Have any of you been to Bass Pro Shop? Amazing place. You can spend a whole lot of money becoming a fisherman. Despite what PETA tells you, there are a lot worse ways to spend your money and a lot less meaningful ways to spend your time. Fishing gives a person a chance to get out and find some peace and quiet. It’s meditative. Spiritual, even.

But the fishermen of Jesus’s time weren’t sportsmen. This was not a hobby. They were earning their daily bread. And they weren’t solitary. They were NET fishermen. The way they fished, you couldn’t do it alone. Net fishing was a team enterprise.[1] There was no “I” in team. And there still isn’t.


“We cast OUR net, O Jesus; WE cry the kingdom’s name;

WE work for love and justice; WE learn to hope through pain.

You call US, Lord…”


The poem and the scripture both remind us that Jesus didn’t call lonely, individual fishermen. He called Simon AND Andrew. He called James AND John.
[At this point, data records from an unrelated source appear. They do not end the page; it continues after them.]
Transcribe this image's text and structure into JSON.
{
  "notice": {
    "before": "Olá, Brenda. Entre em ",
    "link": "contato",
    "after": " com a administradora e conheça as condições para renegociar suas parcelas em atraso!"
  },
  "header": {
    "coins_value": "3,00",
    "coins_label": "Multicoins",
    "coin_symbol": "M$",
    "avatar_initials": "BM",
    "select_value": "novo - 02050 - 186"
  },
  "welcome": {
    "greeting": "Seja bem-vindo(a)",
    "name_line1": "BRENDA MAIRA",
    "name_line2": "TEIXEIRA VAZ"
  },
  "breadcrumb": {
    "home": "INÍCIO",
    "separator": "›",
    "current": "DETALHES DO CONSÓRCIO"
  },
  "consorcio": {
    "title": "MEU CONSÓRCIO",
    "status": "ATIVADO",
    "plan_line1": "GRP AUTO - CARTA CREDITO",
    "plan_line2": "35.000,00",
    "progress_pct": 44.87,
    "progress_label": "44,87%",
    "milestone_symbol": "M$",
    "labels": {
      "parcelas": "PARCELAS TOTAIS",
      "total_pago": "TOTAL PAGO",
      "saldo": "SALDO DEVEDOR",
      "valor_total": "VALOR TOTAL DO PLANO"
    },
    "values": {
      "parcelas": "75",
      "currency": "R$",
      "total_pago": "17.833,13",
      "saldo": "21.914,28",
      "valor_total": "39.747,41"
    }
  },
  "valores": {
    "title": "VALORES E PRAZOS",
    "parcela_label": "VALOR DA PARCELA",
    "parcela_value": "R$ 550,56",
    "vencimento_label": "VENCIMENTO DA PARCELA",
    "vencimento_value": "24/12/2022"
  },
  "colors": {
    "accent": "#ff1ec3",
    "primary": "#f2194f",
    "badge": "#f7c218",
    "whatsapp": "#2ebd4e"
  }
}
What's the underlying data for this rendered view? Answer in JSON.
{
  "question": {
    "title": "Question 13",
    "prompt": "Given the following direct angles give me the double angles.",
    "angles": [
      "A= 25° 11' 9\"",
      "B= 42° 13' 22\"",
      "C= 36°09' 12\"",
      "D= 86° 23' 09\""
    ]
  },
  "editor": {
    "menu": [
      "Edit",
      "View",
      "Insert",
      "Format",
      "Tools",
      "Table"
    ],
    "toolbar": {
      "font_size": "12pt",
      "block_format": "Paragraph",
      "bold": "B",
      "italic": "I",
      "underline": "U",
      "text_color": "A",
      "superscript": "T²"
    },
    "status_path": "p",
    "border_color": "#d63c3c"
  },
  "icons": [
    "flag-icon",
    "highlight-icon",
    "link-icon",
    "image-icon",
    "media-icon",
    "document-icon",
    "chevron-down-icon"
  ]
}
When Jesus calls you he doesn’t just call you and you alone. He calls you and you. And you. And you. And me. And all of us together. He calls us to go fishing TOGETHER.

He calls us to sing together. To play together. To laugh and to cry together. He calls us to go search together not just for the lives that have worth, but especially for those who don’t. He calls us to work together, to perilously dangle out over the unknown sea to find those lost souls and bring them into the grace of God’s great, big boat.

Jesus does not just walk along your personal shoreline, although he is there when the deep darkness threatens to drown you. Jesus walks along OUR shoreline, our church’s shorelines, and he dares us to search beyond our comfort. Jesus dares us to step out of our safety. Jesus dares us to fish in deeper waters and to fill OUR nets with “God’s daughters and God’s sons,” to let his “judgment heal us so that ALL may be one.”



There are a lot of times when I’m here in the church by myself. I have discovered that if I stand in the long hallway and sing, loudly and boldly, I sound really good. Even better than in the shower. Try it sometime.

What’s embarrassing though, is to find out I’m not here alone. Someone will poke his or her head out the Parlor door. They pretend they haven’t heard me. “Oh hi. Didn’t see your car.” Or, worse, they close the door and go back to their Circle meeting.

Every now and then, I’ll get to stand beside someone during worship who sings really well. I’ll start to give a hymn my dramatic hallway voice and realize my pipes aren’t that shiny. But then I start listening to the person beside me. I start following the person’s voice. And before I know it, I’m singing way better than I ever would on my own. Not great. But better.

In a way, I think that’s what Jesus was calling those fishermen to do. I think that’s what Jesus IS calling all of us to do. To sing, and fish, and work together. To meet Jesus at our personal shorelines, and be lifted up by the loving voices of people near us, in the rising tide of his grace.


No, this isn’t about fishermen. It’s not about music. It’s not even about the miraculous calling of disciples. It’s about Jesus. It’s about Jesus the Christ who walks along the lines of our discomfort, and calls us to follow him, so that all may be made one.


Let’s pray by standing and singing, hymn #170, “You Walk along Our Shoreline.”


[1] Hare, Douglas A., Mark, Westminster Bible Companion, p. 23.